Last week, the EU Court of Justice (CJEU) said that Poland must pay a EUR 500,000 daily fine to the European Commission for defying an order to halt operations at its Turów lignite mine near the Czech border.
According to the court, mining was likely to have a negative impact on groundwater levels in the neighbouring Czech Republic.
But the Polish government is reluctant to shut the power plant, which, supplied with lignite from the nearby mine, provides between 4 and 7 percent of Poland's power output.
After bilateral talks on Friday, Jabłoński told public broadcaster Polish Radio that “the negotiations will resume next week.”
Jabłoński stressed that Poland wanted to maintain “very good relations with the Czech Republic.”

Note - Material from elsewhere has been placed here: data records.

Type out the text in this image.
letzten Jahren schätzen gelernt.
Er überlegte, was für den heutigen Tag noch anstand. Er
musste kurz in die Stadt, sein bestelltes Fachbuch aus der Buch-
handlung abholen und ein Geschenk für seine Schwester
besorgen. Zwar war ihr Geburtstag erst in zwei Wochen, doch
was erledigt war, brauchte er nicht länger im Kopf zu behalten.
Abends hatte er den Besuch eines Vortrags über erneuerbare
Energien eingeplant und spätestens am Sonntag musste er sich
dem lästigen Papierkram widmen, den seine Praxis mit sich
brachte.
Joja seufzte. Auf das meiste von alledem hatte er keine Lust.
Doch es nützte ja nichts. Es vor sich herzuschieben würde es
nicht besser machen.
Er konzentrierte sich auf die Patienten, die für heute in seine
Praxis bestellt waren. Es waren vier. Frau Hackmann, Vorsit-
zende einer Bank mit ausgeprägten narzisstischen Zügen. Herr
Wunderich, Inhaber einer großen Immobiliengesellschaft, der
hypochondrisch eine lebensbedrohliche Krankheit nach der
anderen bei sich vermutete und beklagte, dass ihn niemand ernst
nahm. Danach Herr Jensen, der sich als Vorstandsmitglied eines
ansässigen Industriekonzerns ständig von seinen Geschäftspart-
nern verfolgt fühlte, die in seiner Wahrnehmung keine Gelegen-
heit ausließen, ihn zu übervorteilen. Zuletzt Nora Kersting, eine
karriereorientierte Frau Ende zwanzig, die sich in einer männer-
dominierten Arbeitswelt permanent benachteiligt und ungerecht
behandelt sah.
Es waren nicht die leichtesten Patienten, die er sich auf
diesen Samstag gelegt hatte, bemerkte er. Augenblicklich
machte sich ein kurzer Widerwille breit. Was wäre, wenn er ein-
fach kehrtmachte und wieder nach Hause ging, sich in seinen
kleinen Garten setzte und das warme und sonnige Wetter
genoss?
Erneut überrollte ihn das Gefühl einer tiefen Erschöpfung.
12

“We are partners within NATO, the EU, as well as in a number of other projects, including the Visegrad Group. We believe that if we argue, we should argue in a way that is based on mutual trust,” Jabłoński said.
He added that the Czech side might be lingering on reaching an agreement because of political reasons. “I am aware that in a situation when parliamentary elections are approaching in the country [in the Czech Republic] it may be tempting from a political point of view to delay some matters,” he said.
Jabłoński also said that the Polish government has proposed an effective and substantive solution to the problem. “If the Czech side is willing to end this matter as planned at the beginning, it should respond very soon.”
On Monday, a meeting of Polish and Czech environment ministers is set to be held.